With her eyes shut, his face came unbidden into her mind. What was it about him? She realized that despite everything that had happened to her, she’d felt safe around him. Until she was trapped in an unfinished tower at the top of the keep.
She opened her eyes to shake away the image of him wrapping her in his arms, an image she wanted to ignore. Her keen eyes ran over the jagged unfinished walls in front of her. Unable to stop herself, she started seeing it from an architectural point of view and what she saw scared her. It wasn’t strong enough. The mortar had not set properly and was already crumbling. That meant the top layers of stones were weighing too heavily on the lower courses.

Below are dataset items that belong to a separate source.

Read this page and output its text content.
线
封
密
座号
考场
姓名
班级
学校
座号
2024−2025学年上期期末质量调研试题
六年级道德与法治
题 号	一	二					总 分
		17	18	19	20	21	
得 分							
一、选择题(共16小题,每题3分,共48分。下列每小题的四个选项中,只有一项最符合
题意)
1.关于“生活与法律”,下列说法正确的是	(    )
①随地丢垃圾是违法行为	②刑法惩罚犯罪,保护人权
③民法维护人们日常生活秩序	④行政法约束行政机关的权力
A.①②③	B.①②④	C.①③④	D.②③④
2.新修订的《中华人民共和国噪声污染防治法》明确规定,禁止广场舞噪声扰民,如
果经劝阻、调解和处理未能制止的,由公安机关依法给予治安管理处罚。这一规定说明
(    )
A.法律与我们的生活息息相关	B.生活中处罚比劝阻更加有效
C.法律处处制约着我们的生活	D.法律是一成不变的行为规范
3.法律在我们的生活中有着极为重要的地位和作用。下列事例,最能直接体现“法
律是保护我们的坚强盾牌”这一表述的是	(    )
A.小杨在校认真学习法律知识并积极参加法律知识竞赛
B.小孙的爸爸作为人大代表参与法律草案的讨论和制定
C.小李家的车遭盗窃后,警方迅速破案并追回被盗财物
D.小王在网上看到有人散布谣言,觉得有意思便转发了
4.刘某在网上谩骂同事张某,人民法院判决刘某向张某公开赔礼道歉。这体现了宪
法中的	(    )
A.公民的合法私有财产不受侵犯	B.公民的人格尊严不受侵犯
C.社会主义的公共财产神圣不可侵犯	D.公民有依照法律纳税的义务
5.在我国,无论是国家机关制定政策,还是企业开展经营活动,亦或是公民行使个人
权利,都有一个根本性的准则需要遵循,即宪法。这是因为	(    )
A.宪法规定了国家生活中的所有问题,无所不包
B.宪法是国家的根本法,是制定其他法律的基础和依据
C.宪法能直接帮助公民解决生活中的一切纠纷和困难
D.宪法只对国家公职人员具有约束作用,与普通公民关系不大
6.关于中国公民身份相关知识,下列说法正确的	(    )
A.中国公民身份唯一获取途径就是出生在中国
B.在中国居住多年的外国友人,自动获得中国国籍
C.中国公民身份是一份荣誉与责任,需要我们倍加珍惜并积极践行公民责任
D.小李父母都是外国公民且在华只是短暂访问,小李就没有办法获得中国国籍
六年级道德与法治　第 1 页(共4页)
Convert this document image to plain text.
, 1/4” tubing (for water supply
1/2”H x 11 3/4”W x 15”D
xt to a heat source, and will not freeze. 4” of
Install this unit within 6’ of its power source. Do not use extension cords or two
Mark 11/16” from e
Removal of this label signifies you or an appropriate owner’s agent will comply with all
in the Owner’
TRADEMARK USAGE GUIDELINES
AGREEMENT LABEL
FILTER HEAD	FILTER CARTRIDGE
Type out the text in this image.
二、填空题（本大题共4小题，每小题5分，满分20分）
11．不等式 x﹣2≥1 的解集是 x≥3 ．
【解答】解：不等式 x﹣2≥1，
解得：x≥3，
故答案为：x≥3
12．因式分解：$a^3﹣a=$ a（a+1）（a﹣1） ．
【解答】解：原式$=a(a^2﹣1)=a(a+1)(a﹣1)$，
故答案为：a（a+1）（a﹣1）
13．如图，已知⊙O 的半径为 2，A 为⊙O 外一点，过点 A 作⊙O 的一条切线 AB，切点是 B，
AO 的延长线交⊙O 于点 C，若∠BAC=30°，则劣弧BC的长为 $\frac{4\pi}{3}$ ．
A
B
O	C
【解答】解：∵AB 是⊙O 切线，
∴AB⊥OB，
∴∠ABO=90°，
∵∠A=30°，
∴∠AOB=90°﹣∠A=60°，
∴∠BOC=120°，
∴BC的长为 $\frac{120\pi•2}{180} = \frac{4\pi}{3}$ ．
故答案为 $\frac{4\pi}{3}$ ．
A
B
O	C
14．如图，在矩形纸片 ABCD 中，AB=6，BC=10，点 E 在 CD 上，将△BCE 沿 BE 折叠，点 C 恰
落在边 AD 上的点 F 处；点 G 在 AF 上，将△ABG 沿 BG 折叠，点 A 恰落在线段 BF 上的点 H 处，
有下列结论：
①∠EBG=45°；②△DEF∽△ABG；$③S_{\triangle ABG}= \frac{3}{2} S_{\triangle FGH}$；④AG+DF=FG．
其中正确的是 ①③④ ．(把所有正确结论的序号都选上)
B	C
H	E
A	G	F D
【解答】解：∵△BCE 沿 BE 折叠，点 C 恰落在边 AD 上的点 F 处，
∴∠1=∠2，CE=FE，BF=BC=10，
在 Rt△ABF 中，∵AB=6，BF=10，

A closer look and she was proved right. The mortar had been pressed out by her feet, stone touching stone. That gave it no flexibility. If the winds were strong enough that section of wall would give way almost at once. If the rest of the keep had been built the same way then Andrew might not need a siege to bring down his castle. The winter weather might be enough to send it crashing down to the courtyard below.
She jumped up when a key rattled in the lock. The door opened a moment later and Derek walked in, a smirk on his face. “How are you enjoying your accommodation?”
“If that’s a joke, I don’t find it very funny. Have you come to let me out?”
“I’m to keep a close eye on you while you’re here. I wondered if perhaps you might prefer to join me in my own chamber?”
“You have a room of your own?”
Beth didn’t know a huge amount about medieval history but she knew that only the lord’s family had private rooms in castles in this era. Everyone else slept together, usually in the great hall. The thought of the hall was enough to make her nose wrinkle in disgust.
“I am the son of a laird. Do you not think I warrant a chamber of my own? Lovely warm fire in there. Do you want to join me or not?”
“I’d rather stay here.”
“Suit yourself,” he snapped, pulling the door closed once more.
Beth sank once more to the ground, curling up and shivering uncontrollably. She thought about the fire she’d been offered and could almost feel the warmth sinking into her frozen bones. Then she thought of Derek, the curl of his lips when he looked at her, the way he kept glancing at her chest, how his hands had tried to touch her before. She knew she’d made the right decision.
An hour or so after sunset, the steward she’d seen talking to Andrew appeared in the doorway holding a tray of food. “I was told you were up here,” he said, passing her the tray. “But I did not believe it. I am most sorry you are being treated this way, lass.”
She grabbed a hunk of bread from the tray, surprised by how hungry she suddenly felt. “Thank you,” she said, shoving a piece into her mouth. It tasted gritty. She found it hard to grip the rest in her frozen hands and her teeth chattered as she ate, making it hard to swallow.
“My name’s Rory by the way,” he said as she ate. “If you’re a MacLeish I shall eat my baldric.”
“How do you know I’m not a MacLeish?” she asked, looking at the warm face above her.